Do you ever have that feeling where life is just rushing past you, like you’re standing in the middle of a crowded place and hundreds of people are running by you, but you’re just stagnant?
I was really starting to feel a bit of that this last month. I let my workload get on top of me and became stressed and anxious because of it and i don’t deal with stress like most people would, in a ‘let’s get this done!’ kind of way. I’m more of a ‘let’s let this wash over me and then i will build a burrow of blankets and avoid the world for the rest of time’ kinda gal.
I’m not a very nice person when I’m stressed, the demons in my mind come out in full force and make me jealous and insecure. We could have been friends for decades but i will have myself completely believing that you think I’m annoying and a waste of time, that you’d rather we weren’t friends. It doesn’t stop their either, my husband cops the full force and i find myself obsessing over every little comment or soft drink can on the bench. Everything becomes riddled with meaning.

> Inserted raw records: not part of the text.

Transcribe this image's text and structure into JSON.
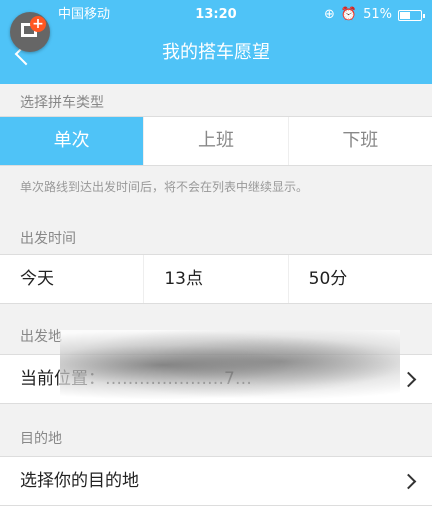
{
  "status_bar": {
    "carrier": "中国移动",
    "time": "13:20",
    "battery": "51%",
    "battery_level": 0.51
  },
  "header": {
    "title": "我的搭车愿望"
  },
  "ride_type": {
    "label": "选择拼车类型",
    "options": [
      "单次",
      "上班",
      "下班"
    ],
    "selected": "单次",
    "note": "单次路线到达出发时间后，将不会在列表中继续显示。"
  },
  "departure_time": {
    "label": "出发时间",
    "day": "今天",
    "hour": "13点",
    "minute": "50分"
  },
  "origin": {
    "label": "出发地",
    "value": "当前位置：…………………7…"
  },
  "destination": {
    "label": "目的地",
    "placeholder": "选择你的目的地"
  },
  "colors": {
    "accent": "#4fc3f7",
    "background": "#f2f2f2"
  }
}
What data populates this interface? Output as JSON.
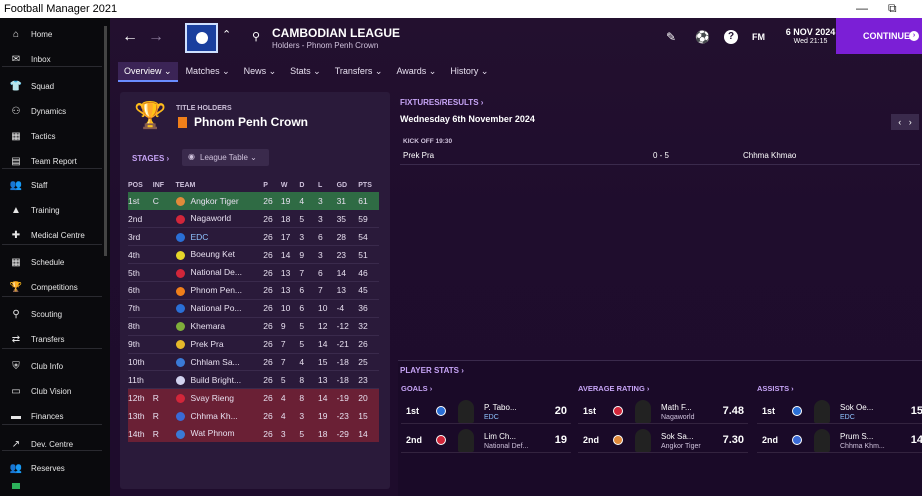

I never realised how much was involved with life until this year, attempting to find ways to share myself around full time work, part time study, a marriage, a home, a family and friends is really difficult, and sometimes i need some time for me, too. Like 2 hours to sit in a little French cafe and eat a St-Honore, without a friend, or a text book. Maybe I’m just selfish. Is it selfish to say no to seeing a dear friend because at the end of the day all i want is 2 hours of quiet without doing something?
I have absolutely faith that i can do anything and everything i set my mind to. It might sound arrogant but sometimes you need to be the person who believes the best possible things about yourself, take them as a mantra and quiet that little voice in your mind that always wants you to fail.